Mais à Mossoul, un temps «capitale» du groupe Etat islamique (EI) en Irak, les habitants disent craindre de sortir dans les rues pour faire, eux aussi, leur «révolution» à cause de pressions sociales et politiques. C’est en endossant la tenue des braqueurs de la série culte «La Casa de Papel» et en reprenant l’hymne antifaciste de la Seconde guerre mondiale, qu’un groupe de jeunes affiche son soutien au mouvement de contestation qui embrase le reste du pays depuis le 1er octobre. «Bella ciao» est devenu «Blaya Chara» –«pas d’issue» en dialecte irakien–, le «Professeur» de la série Netflix brandit des banderoles «Justice pour les martyrs» et un chanteur blotti sous une couverture entonne: «pas de chauffage, pas un sou en poche». Vue des centaines de milliers de fois malgré le blocus des autorités sur les réseaux sociaux, la vidéo de la petite troupe de Mohammed Bakri a rapidement connu le succès en Irak, où le mouvement inédit de contestation réclame la «chute du régime».
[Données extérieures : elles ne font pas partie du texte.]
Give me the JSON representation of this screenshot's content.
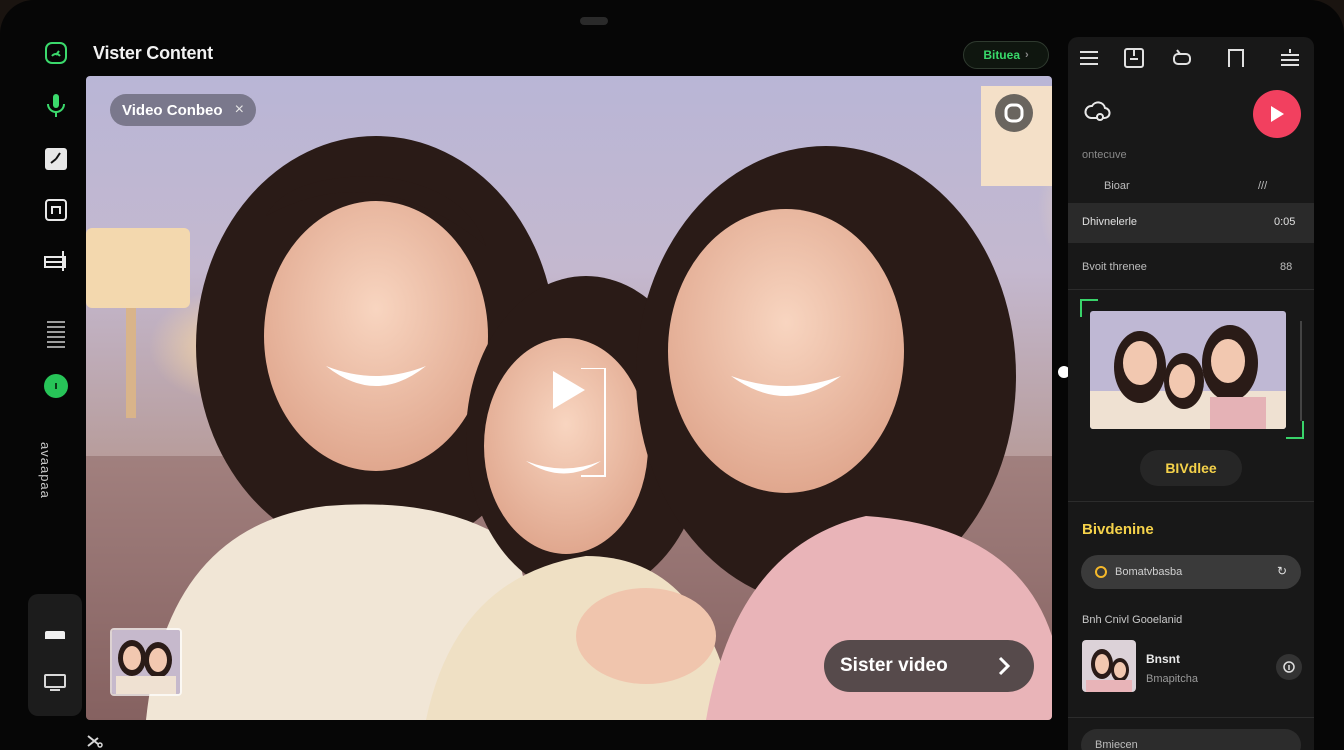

«On a acheté des vêtements d’occasion, on a peint nous-mêmes nos masques et on a tourné dans la rue ou dans nos maisons», raconte à l’AFP ce chanteur et acteur amateur de 26 ans.

«De tout coeur avec eux»
Acteur à la scène et instituteur bouclant difficilement les fins de mois à la ville, lui, comme les 13 autres membres de sa troupe montée en 2016, ne rêve que d’une chose: défiler avec Bagdad et le sud. Mais à Mossoul, «on ne peut pas manifester», confie ce père de deux enfants à la petite barbe taillée de près. Dans le nord et l’ouest du pays, majoritairement sunnites et repris il y a presque deux ans à l’EI, les habitants disent que s’ils descendaient dans les rues, la répression chez eux serait bien pire. Les protestataires sont en effet souvent accusés par leurs détracteurs d’être des jihadistes ou des partisans du dictateur déchu Saddam Hussein, un sunnite originaire d’une région au nord de Bagdad. Des allégations que personne ne prend à la légère alors que les autorités ont annoncé que les «saboteurs» qui infiltrent selon elles les manifestations seraient jugés sous le coup de la loi antiterroriste, qui prévoit au pire la mort, au mieux la perpétuité. «Mais avec notre art, on soutient (le mouvement) à notre façon, et je pense que comme ça, on parle aux noms de tous les Irakiens», poursuit Mohammed. Il fallait que Mossoul soit présente, renchérit Abderrahmane al-Rubaye, 25 ans, le réalisateur du clip. Tout s’est fait dans l’urgence pour dire aux manifestants ailleurs dans le pays qu’»on est de tout coeur avec eux». «On a bouclé notre clip en 12 heures», se félicite-t-il.

«On ne se tait plus»
Et surtout, il dit avoir réussi à le poster en ligne «entre deux coupures d’internet», alors que Bagdad a fermé les robinets du net à plusieurs reprises depuis début octobre. Une tentative de museler le mouvement et une grave entrave à la liberté d’expression, assurent défenseurs des droits humains et communauté internationale. Pour Jihane al-Mazouri, 23 ans, qui chante sous un long voile noir dans le clip, participer était impératif. «C’est le minimum que je puisse faire pour soutenir les manifestants et je suis encore prête à utiliser mon art pour eux», assure-t-elle à l’AFP. «Des gens sont morts et ont été blessés dans ces manifestations, alors quoi qu’on fasse, on ne sera jamais à la hauteur de ces énormes sacrifices», poursuit-elle. Avec les autres, elle a déjà tourné une deuxième vidéo.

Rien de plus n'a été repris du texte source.